Markets do not perceive worsening risks in the Middle East

Stock markets are demonstrating significant resilience in the face of risks posed by the worsening conflict in the Middle East, according to an analysis released this Monday by consultancy BA&N.
“Global stock markets are trading slightly lower, escaping significant reactions to the escalation of the conflict in the Middle East for now, with investors confident that US involvement will weaken Iran’s ability to respond and put more pressure on the country to accept a peace agreement,” reads the note shared by BA&N analysts.
Likewise, traditional safe-haven assets are also in negative territory, “confirming that the market is not perceiving an increase in risks in the Middle East”, these analysts highlight. Thus, gold is trading in the red and the yen is losing against the dollar, while the US currency is once again trading in positive territory.
Brent rose more than 5% to surpass $80 per barrel, but calmed down after this spike in the first hours of trading, continuing to appreciate 0.5% to $77.3. It has accumulated an increase of 11% since the first attacks by Israel.

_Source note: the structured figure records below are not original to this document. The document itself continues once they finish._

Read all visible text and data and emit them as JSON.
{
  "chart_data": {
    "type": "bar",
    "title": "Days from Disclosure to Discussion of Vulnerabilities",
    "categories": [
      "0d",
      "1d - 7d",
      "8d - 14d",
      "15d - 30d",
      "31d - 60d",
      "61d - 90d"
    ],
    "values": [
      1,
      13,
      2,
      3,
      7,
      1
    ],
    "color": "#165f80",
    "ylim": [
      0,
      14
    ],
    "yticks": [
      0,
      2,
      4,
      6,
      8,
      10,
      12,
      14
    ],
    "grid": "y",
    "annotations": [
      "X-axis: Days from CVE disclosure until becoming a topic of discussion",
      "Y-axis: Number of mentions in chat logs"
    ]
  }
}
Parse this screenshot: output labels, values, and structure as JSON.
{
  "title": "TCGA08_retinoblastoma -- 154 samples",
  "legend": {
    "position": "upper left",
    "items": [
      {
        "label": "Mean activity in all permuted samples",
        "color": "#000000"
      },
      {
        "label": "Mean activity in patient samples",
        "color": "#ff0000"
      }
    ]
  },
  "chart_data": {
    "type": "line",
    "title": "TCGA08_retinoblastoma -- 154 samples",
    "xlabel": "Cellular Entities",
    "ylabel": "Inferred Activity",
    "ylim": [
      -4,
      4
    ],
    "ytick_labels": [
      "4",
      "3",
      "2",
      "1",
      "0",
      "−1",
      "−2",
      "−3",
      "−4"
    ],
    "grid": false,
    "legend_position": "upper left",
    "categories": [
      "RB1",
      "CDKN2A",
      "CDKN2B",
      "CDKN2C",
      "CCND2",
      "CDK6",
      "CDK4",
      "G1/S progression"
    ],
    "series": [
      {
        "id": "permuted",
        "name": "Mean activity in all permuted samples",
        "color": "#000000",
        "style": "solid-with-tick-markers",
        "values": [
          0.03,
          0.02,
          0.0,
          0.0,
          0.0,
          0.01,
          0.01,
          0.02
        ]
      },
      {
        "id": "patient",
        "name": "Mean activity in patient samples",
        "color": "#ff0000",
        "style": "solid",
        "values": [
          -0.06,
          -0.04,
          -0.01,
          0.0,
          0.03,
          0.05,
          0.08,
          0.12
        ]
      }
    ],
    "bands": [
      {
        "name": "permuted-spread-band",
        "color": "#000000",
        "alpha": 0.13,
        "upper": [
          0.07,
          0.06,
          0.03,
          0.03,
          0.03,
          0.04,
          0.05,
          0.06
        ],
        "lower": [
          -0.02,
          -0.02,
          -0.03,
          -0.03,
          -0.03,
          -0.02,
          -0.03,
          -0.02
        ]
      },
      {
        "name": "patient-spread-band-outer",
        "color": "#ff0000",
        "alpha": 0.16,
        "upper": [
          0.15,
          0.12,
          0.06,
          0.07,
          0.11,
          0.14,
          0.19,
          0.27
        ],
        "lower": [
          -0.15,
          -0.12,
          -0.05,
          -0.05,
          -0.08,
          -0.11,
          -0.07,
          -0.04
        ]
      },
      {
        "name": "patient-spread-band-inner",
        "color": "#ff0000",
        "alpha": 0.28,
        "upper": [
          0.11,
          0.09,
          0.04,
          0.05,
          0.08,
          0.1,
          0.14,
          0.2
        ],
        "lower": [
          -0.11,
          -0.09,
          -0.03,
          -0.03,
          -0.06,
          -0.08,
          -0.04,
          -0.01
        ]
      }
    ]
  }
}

Analysts at BA&N Research Unit believe that Iran “appears isolated in the international community and weak in its response to these attacks, having so far only threatened significant retaliation.” Thus, “the possibility of a powerful response seems unlikely and investors are assessing the latest developments as having a greater likelihood of forcing Iran to accept a deal that would end instability in the region.”
The main focus is on whether Iran will opt to close the Strait of Hormuz, a major transit point for oil and other goods in the region. A prolonged closure of the waterway could send oil prices into triple digits, but analysts continue to view this scenario as unlikely, not least because it weakens Iran.